As in so many other fields of Czech economy and culture in the Middle Ages, also the rearing of carp took off under the reign of the dynamic Charles IV in the fourteenth century. Artificial ponds and lakes were constructed at big pace, especially in the Třeboň area, with the result that Bohemia and Moravia by the beginning of the seventeenth century could boast fish ponds covering a total of 160,000 hectares — almost three times the size of Balaton, Central Europe’s largest lake!

The Thirty Years’ War (see: Battle of White Mountain) and the subsequent economic decline also affected the rearing of carp, and things changed for the better only in the 1860s. Today, artificial ponds and lakes cover about 51,000 hectares, which is rather bleak compared to their heyday four centuries ago. Modern breeding technologies, however, have worked miracles with productivity. Thus, the Czech Republic’s fisheries annually deliver more than 21,000 tons — quite impressive for a land-locked country — of which carp represent nearly 90 percent.

One might, of course, ask whether there not are other and better tasting species that can be successfully reared in ponds. Well, there definitely are. So why are the Czechs so fixated on the poor carp? Simply because of its almost mythical role in Czech culture.

This is not only based on the fact that the carp is a “cute” fish, whose marked lips, big eyes and fat belly make it an obvious hero in the illustrated fairy-tales which Czech children are raised with. The main reason is that the carp, ever since the Middle Ages, when people strictly observed Lent, has been the ultimate Christmas dish of the Czechs.

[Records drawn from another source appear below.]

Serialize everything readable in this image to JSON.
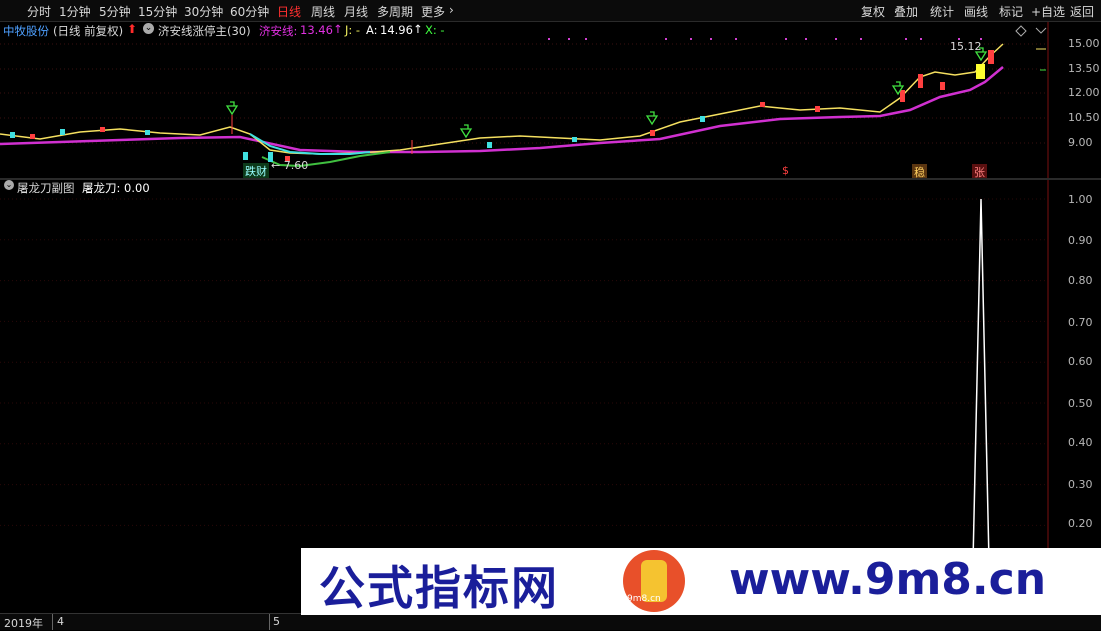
{
  "toolbar": {
    "periods": [
      "分时",
      "1分钟",
      "5分钟",
      "15分钟",
      "30分钟",
      "60分钟",
      "日线",
      "周线",
      "月线",
      "多周期",
      "更多"
    ],
    "active_period": "日线",
    "right": [
      "复权",
      "叠加",
      "统计",
      "画线",
      "标记",
      "+自选",
      "返回"
    ]
  },
  "stock": {
    "name": "中牧股份",
    "mode": "(日线 前复权)",
    "indicator": "济安线涨停主(30)",
    "jian_label": "济安线:",
    "jian_value": "13.46",
    "j_label": "J: -",
    "a_label": "A:",
    "a_value": "14.96",
    "x_label": "X: -",
    "high_price": "15.12",
    "low_price": "7.60"
  },
  "markers": {
    "diecai": "跌财",
    "dollar": "$",
    "wen": "稳",
    "zhang": "张"
  },
  "main_axis": [
    "15.00",
    "13.50",
    "12.00",
    "10.50",
    "9.00"
  ],
  "sub": {
    "title": "屠龙刀副图",
    "value_label": "屠龙刀: 0.00"
  },
  "sub_axis": [
    "1.00",
    "0.90",
    "0.80",
    "0.70",
    "0.60",
    "0.50",
    "0.40",
    "0.30",
    "0.20"
  ],
  "bottom": {
    "year": "2019年",
    "months": [
      "4",
      "5"
    ]
  },
  "watermark": {
    "cn": "公式指标网",
    "en": "www.9m8.cn",
    "logo": "9m8.cn"
  },
  "chart_data": {
    "type": "line",
    "series": [
      {
        "values": [
          0,
          0,
          0,
          0,
          0,
          0,
          0,
          0,
          0,
          0,
          0,
          0,
          0,
          0,
          0,
          0,
          0,
          0,
          0,
          0,
          0,
          0,
          0,
          0,
          0,
          0,
          0,
          0,
          0,
          0,
          0,
          0,
          0,
          0,
          0,
          0,
          0,
          0,
          1,
          0
        ]
      }
    ],
    "ylim": [
      0,
      1.05
    ]
  }
}
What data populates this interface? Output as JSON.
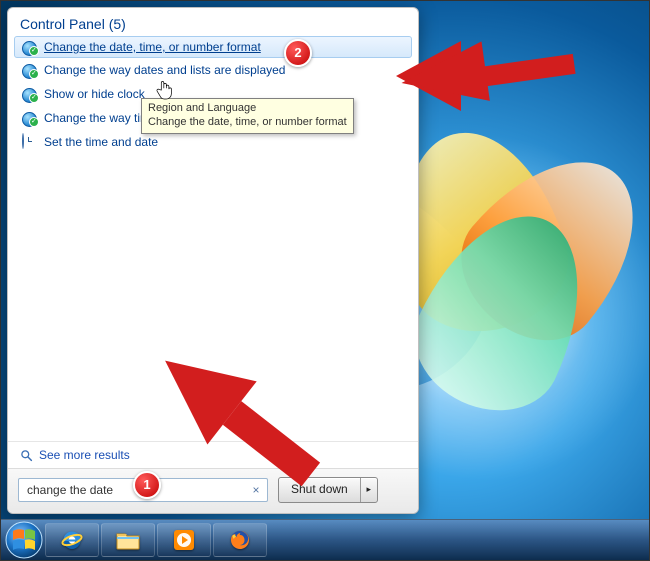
{
  "wallpaper": "windows-7-default",
  "menu": {
    "header": "Control Panel (5)",
    "items": [
      {
        "label": "Change the date, time, or number format",
        "icon": "region",
        "selected": true
      },
      {
        "label": "Change the way dates and lists are displayed",
        "icon": "region",
        "selected": false
      },
      {
        "label": "Show or hide clock",
        "icon": "region",
        "selected": false
      },
      {
        "label": "Change the way time is displayed",
        "icon": "region",
        "selected": false
      },
      {
        "label": "Set the time and date",
        "icon": "clock",
        "selected": false
      }
    ],
    "see_more": "See more results"
  },
  "search": {
    "value": "change the date",
    "clear_glyph": "×"
  },
  "shutdown": {
    "label": "Shut down",
    "arrow_glyph": "▸"
  },
  "tooltip": {
    "title": "Region and Language",
    "subtitle": "Change the date, time, or number format"
  },
  "annotations": {
    "badge1": "1",
    "badge2": "2"
  }
}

Neither centuries of Austrian rule, Nazi occupation or communist dictatorship managed to budge the carp’s position. Just as stubbornly as the Czechs resisted the Moscow-promoted Dyedushka Moroz (Father Frost) and clung to their Ježíšek (Infant Jesus) as the holiday’s main star, nothing can replace the carp, served fried with potato salad, at the Christmas table.

Photo © Jaroslav Fišer

Thus, every December a fantastic show is performed all over the country. Large containers filled with water and wriggling carp pop up in streets and squares. Even if the thermometer falls to 20 degrees below zero, millions of Czechs queue up patiently for hours to buy their Christmas dinner. When they are finally served, the fishmonger, with clothes dramatically smeared with blood and guts, asks the classic question: to kill, or not to kill?

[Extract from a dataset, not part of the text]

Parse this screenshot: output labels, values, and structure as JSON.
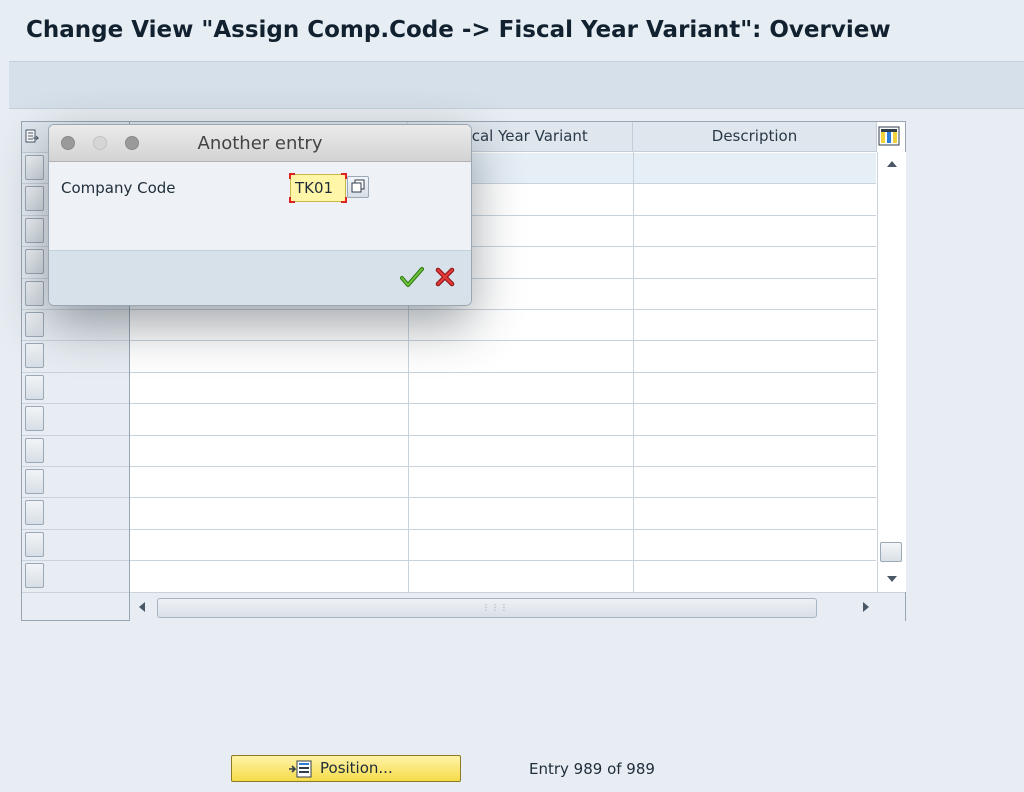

Most people tend to follow Pilate’s example, and they give the fishmonger the go-ahead to smash the carp’s noodle with a club, and thus promote the poor fellow directly to the frying pan. However, it often happens, especially when children have come with Mom or Dad to buy the Christmas delicacy, that the carp gets temporary mercy. Instead of being instantly dispatched to eternity, the fish is carried away in a plastic bag, and then allowed to swim in the family’s bathtub until Christmas Eve.

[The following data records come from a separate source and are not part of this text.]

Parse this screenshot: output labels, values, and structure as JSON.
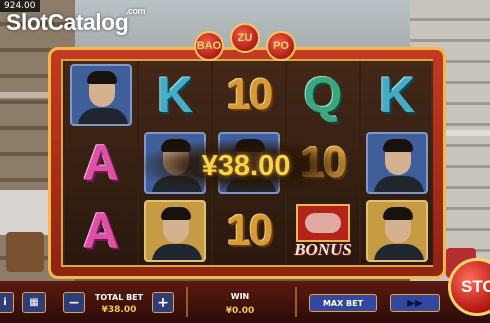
{
  "balance": "924.00",
  "logo": {
    "text": "SlotCatalog",
    "suffix": ".com"
  },
  "title_plaques": [
    "BAO",
    "ZU",
    "PO"
  ],
  "reels": [
    [
      {
        "type": "portrait",
        "style": "blue",
        "icon": "young-man-portrait-icon"
      },
      {
        "type": "letter",
        "value": "A",
        "cls": "let-a"
      },
      {
        "type": "letter",
        "value": "A",
        "cls": "let-a"
      }
    ],
    [
      {
        "type": "letter",
        "value": "K",
        "cls": "let-k"
      },
      {
        "type": "portrait",
        "style": "blue",
        "icon": "young-man-portrait-icon"
      },
      {
        "type": "portrait",
        "style": "gold",
        "icon": "bearded-man-portrait-icon"
      }
    ],
    [
      {
        "type": "letter",
        "value": "10",
        "cls": "num-10"
      },
      {
        "type": "portrait",
        "style": "blue",
        "icon": "young-man-portrait-icon"
      },
      {
        "type": "letter",
        "value": "10",
        "cls": "num-10"
      }
    ],
    [
      {
        "type": "letter",
        "value": "Q",
        "cls": "let-q"
      },
      {
        "type": "letter",
        "value": "10",
        "cls": "num-10"
      },
      {
        "type": "bonus",
        "value": "BONUS",
        "icon": "pig-bonus-icon"
      }
    ],
    [
      {
        "type": "letter",
        "value": "K",
        "cls": "let-k"
      },
      {
        "type": "portrait",
        "style": "blue",
        "icon": "young-man-portrait-icon"
      },
      {
        "type": "portrait",
        "style": "gold",
        "icon": "bearded-man-portrait-icon"
      }
    ]
  ],
  "win_banner": "¥38.00",
  "controls": {
    "minus": "−",
    "plus": "+",
    "total_bet_label": "TOTAL BET",
    "total_bet_value": "¥38.00",
    "win_label": "WIN",
    "win_value": "¥0.00",
    "max_bet": "MAX BET",
    "fast_forward": "▶▶",
    "stop": "STO"
  },
  "colors": {
    "frame": "#c43a22",
    "gold": "#f0b94a",
    "win_text": "#f8d24a"
  }
}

Needless to say, there are those softhearted Czechs who can’t bear to kill their new pets. This often leads to an even more fantastic spectacle than the carp-shows in the street. Every Christmas Eve, you can see people at the banks of Vltava and other big rivers. There, they are giving their fellow creature new life by putting it back into the water where it belongs. True, river water is usually far too cold for the carp, so they inevitably die, but probably not even Christ himself would have questioned the carp-owners’ sincere motives.